What gives the argument its strength is the people who espouse such opinions in the book are not wackos driven to some almost religious paranoid rage, but the calm, considered opinions of the white collar class trying to show explain away the footage of the 9/11 disaster being shown to them before the collapse of the buildings has to be fake. While sitting in a meeting room towards the top of the north tower of the World Trade Centre.
This fantastic conceit at the heart of the book is an inspired creation.
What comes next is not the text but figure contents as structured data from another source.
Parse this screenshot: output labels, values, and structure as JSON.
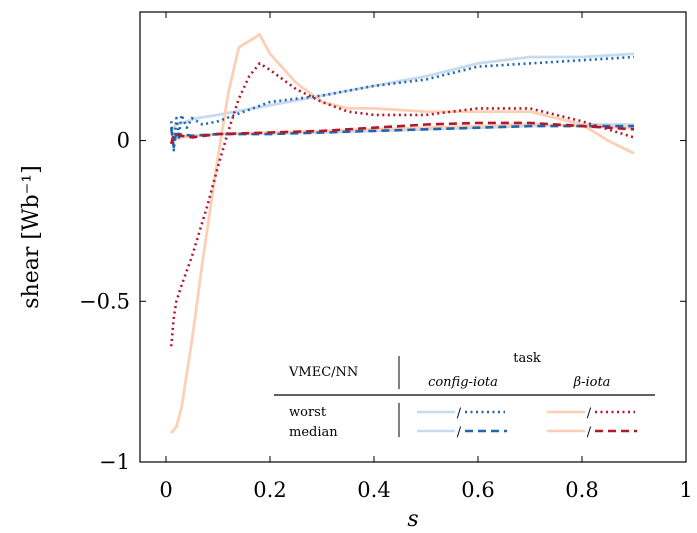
{
  "chart_data": {
    "type": "line",
    "xlabel": "s",
    "ylabel": "shear [Wb⁻¹]",
    "xlim": [
      -0.05,
      1.0
    ],
    "ylim": [
      -1.0,
      0.4
    ],
    "x_ticks": [
      0,
      0.2,
      0.4,
      0.6,
      0.8,
      1
    ],
    "x_tick_labels": [
      "0",
      "0.2",
      "0.4",
      "0.6",
      "0.8",
      "1"
    ],
    "y_ticks": [
      0,
      -0.5,
      -1
    ],
    "y_tick_labels": [
      "0",
      "−0.5",
      "−1"
    ],
    "grid": false,
    "legend": {
      "placement": "bottom-right",
      "row_header": "VMEC/NN",
      "group_header": "task",
      "columns": [
        "config-iota",
        "β-iota"
      ],
      "rows": [
        "worst",
        "median"
      ],
      "separator": "/"
    },
    "colors": {
      "config_vmec": "#c6dbef",
      "config_nn": "#2166ac",
      "beta_vmec": "#fdd0b6",
      "beta_nn": "#b2182b"
    },
    "series": [
      {
        "task": "config-iota",
        "case": "worst",
        "source": "VMEC",
        "x": [
          0.01,
          0.02,
          0.04,
          0.06,
          0.1,
          0.2,
          0.3,
          0.4,
          0.5,
          0.6,
          0.7,
          0.8,
          0.9
        ],
        "y": [
          0.03,
          0.05,
          0.06,
          0.07,
          0.08,
          0.11,
          0.14,
          0.17,
          0.2,
          0.24,
          0.26,
          0.26,
          0.27
        ]
      },
      {
        "task": "config-iota",
        "case": "worst",
        "source": "NN",
        "x": [
          0.01,
          0.015,
          0.02,
          0.025,
          0.03,
          0.04,
          0.05,
          0.07,
          0.1,
          0.15,
          0.2,
          0.3,
          0.4,
          0.5,
          0.6,
          0.7,
          0.8,
          0.9
        ],
        "y": [
          0.06,
          -0.03,
          0.07,
          0.02,
          0.08,
          0.04,
          0.07,
          0.05,
          0.06,
          0.09,
          0.12,
          0.14,
          0.17,
          0.19,
          0.23,
          0.24,
          0.25,
          0.26
        ]
      },
      {
        "task": "config-iota",
        "case": "median",
        "source": "VMEC",
        "x": [
          0.01,
          0.03,
          0.05,
          0.1,
          0.2,
          0.3,
          0.4,
          0.5,
          0.6,
          0.7,
          0.8,
          0.9
        ],
        "y": [
          0.0,
          0.01,
          0.015,
          0.02,
          0.022,
          0.025,
          0.03,
          0.035,
          0.04,
          0.045,
          0.05,
          0.05
        ]
      },
      {
        "task": "config-iota",
        "case": "median",
        "source": "NN",
        "x": [
          0.01,
          0.015,
          0.02,
          0.025,
          0.03,
          0.05,
          0.1,
          0.2,
          0.3,
          0.4,
          0.5,
          0.6,
          0.7,
          0.8,
          0.9
        ],
        "y": [
          0.04,
          -0.02,
          0.03,
          0.01,
          0.02,
          0.015,
          0.02,
          0.02,
          0.025,
          0.03,
          0.035,
          0.04,
          0.045,
          0.045,
          0.045
        ]
      },
      {
        "task": "β-iota",
        "case": "worst",
        "source": "VMEC",
        "x": [
          0.01,
          0.02,
          0.03,
          0.05,
          0.07,
          0.1,
          0.12,
          0.14,
          0.18,
          0.2,
          0.25,
          0.3,
          0.35,
          0.4,
          0.5,
          0.6,
          0.7,
          0.8,
          0.85,
          0.9
        ],
        "y": [
          -0.91,
          -0.89,
          -0.83,
          -0.62,
          -0.38,
          -0.05,
          0.15,
          0.29,
          0.33,
          0.27,
          0.18,
          0.12,
          0.1,
          0.1,
          0.09,
          0.09,
          0.09,
          0.05,
          0.0,
          -0.04
        ]
      },
      {
        "task": "β-iota",
        "case": "worst",
        "source": "NN",
        "x": [
          0.01,
          0.015,
          0.02,
          0.03,
          0.05,
          0.08,
          0.1,
          0.12,
          0.14,
          0.16,
          0.18,
          0.2,
          0.25,
          0.3,
          0.35,
          0.4,
          0.5,
          0.6,
          0.7,
          0.8,
          0.9
        ],
        "y": [
          -0.64,
          -0.55,
          -0.5,
          -0.45,
          -0.36,
          -0.2,
          -0.08,
          0.03,
          0.13,
          0.2,
          0.24,
          0.22,
          0.16,
          0.12,
          0.09,
          0.08,
          0.08,
          0.1,
          0.1,
          0.06,
          0.01
        ]
      },
      {
        "task": "β-iota",
        "case": "median",
        "source": "VMEC",
        "x": [
          0.01,
          0.03,
          0.05,
          0.1,
          0.2,
          0.3,
          0.4,
          0.5,
          0.6,
          0.7,
          0.8,
          0.9
        ],
        "y": [
          0.0,
          0.01,
          0.015,
          0.02,
          0.025,
          0.03,
          0.035,
          0.04,
          0.045,
          0.05,
          0.045,
          0.04
        ]
      },
      {
        "task": "β-iota",
        "case": "median",
        "source": "NN",
        "x": [
          0.01,
          0.015,
          0.02,
          0.03,
          0.05,
          0.1,
          0.2,
          0.3,
          0.4,
          0.5,
          0.6,
          0.7,
          0.8,
          0.9
        ],
        "y": [
          -0.01,
          0.02,
          0.02,
          0.015,
          0.01,
          0.02,
          0.025,
          0.03,
          0.04,
          0.05,
          0.055,
          0.055,
          0.045,
          0.035
        ]
      }
    ]
  }
}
A time traveller with an hour to try and persuade her husband to evacuate the building, faces extreme scepticism and another yet conspiracy, that she is all part of Steven Spielberg and his special effects trying to get her husband's team to work harder on their new proposed film project, by exploring new plot possibilities.
And also to explain why the World Trade Centre just could not fall under any circumstances.
There are likely to be a number of lazy September 11th comics. those who play up the shock angles from a variety of viewpoints. The Big Lie, despite being embedded in Truther arguments, is a stunningly comprehensive and cohesive narrative that entertains, infuriates and convinces on all levels.
And a twist ending that will make each and every Truther ejaculate in their underwear. EC Comics are alive and kicking once again!